My parents had already left in 1934. The only explanation I received from my father was that when he was thrown out of University in Munich in 1933 he knew he wasn’t wanted. When I finally decided to face it and learn still more about Germany in the 1930s, one of my sources was a book called, “The Death of Democracy: Hitler's Rise to Power and the Downfall of the Weimar Republic”, written by Benjamin Carter Hett in 2018.

Nazi was a derogatory German term for backward peasants that was applied to the extreme right-wing National Socialist German Workers Party. In the book, Hett brings up an interesting subject that I had never thought much about before. Propaganda was an important component in Hitler’s rise to power in the second half of the 1920s and the early 1930s.

The Nazi propaganda machine led by Joseph Goebbels, who became Reich Minister of Propaganda in 1933, was sending out clear messages addressing the German people's fear of uncertainty and instability with the Great Depression, and runaway inflation.


Much of this focused on Communists and Jews as enemies of the German people. Although Goebbels did not have television, or the internet (or Russian interference) he made use of the modern media of the time such as films and radio, as well as traditional tools of newspapers and art in the form of posters. The dual enemy is personified in one example, “The Eternal Jew”.


The poster showing a worker demolishing the Saxon Parliament Building which bears the label “International Finance” conveyed how the Nazi leader could solve Germany’s economic distress, which was exacerbated by the reparations that had to be paid under the Treaty of Versailles that ended World War I.

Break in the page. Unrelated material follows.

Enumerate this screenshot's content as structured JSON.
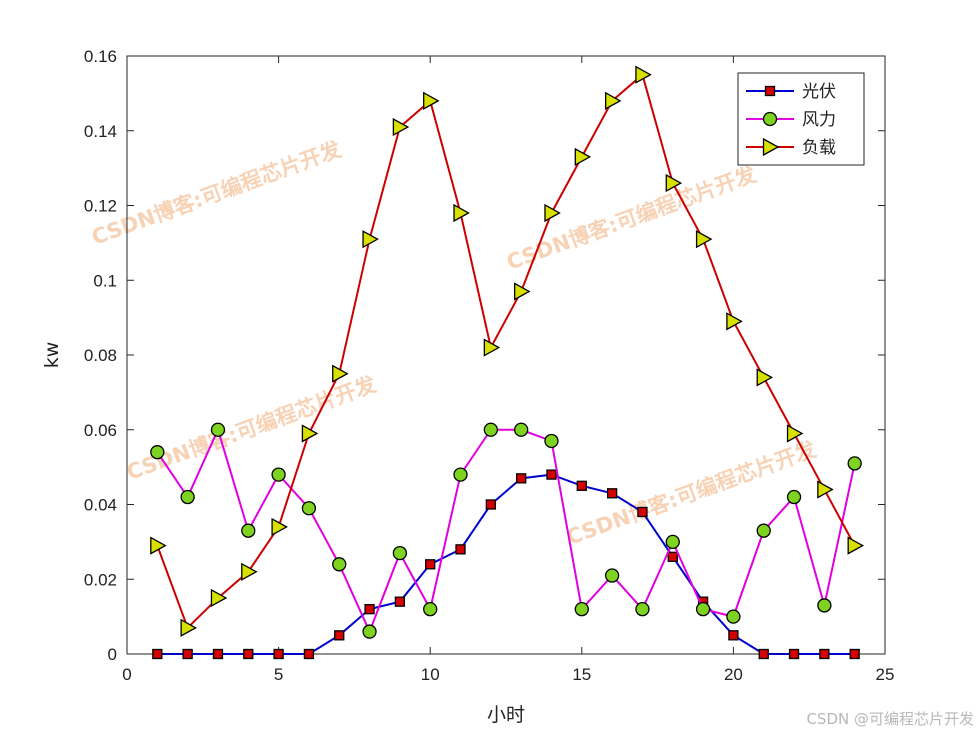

This image of Hitler before a host of followers became known as ‘The Hitler Myth’. After all, he was only a private first class in WWI and was never promoted to sergeant because his senior officer did not think he could lead! The text reads “YES, Führer we are Following You”.


Most of my readers will have heard of the Degenerate Art Exhibition in Munich in 1937 ...


What I did not know about, though it makes perfect sense, was that there was also a list of prohibited music. The banned composers were usually of African and Jewish descent but there was other music also proscribed.


Here is the poster for the 1935 Nazi propaganda film “Triumph of Will”, commissioned by Hitler and directed and produced by Leni Riefenstahl.


The striking graphic art of many of the Nazi posters made them as effective as they were meant to be. As I have written before, all art is political, and history proves that it can provide a powerful assist on the road to disaster.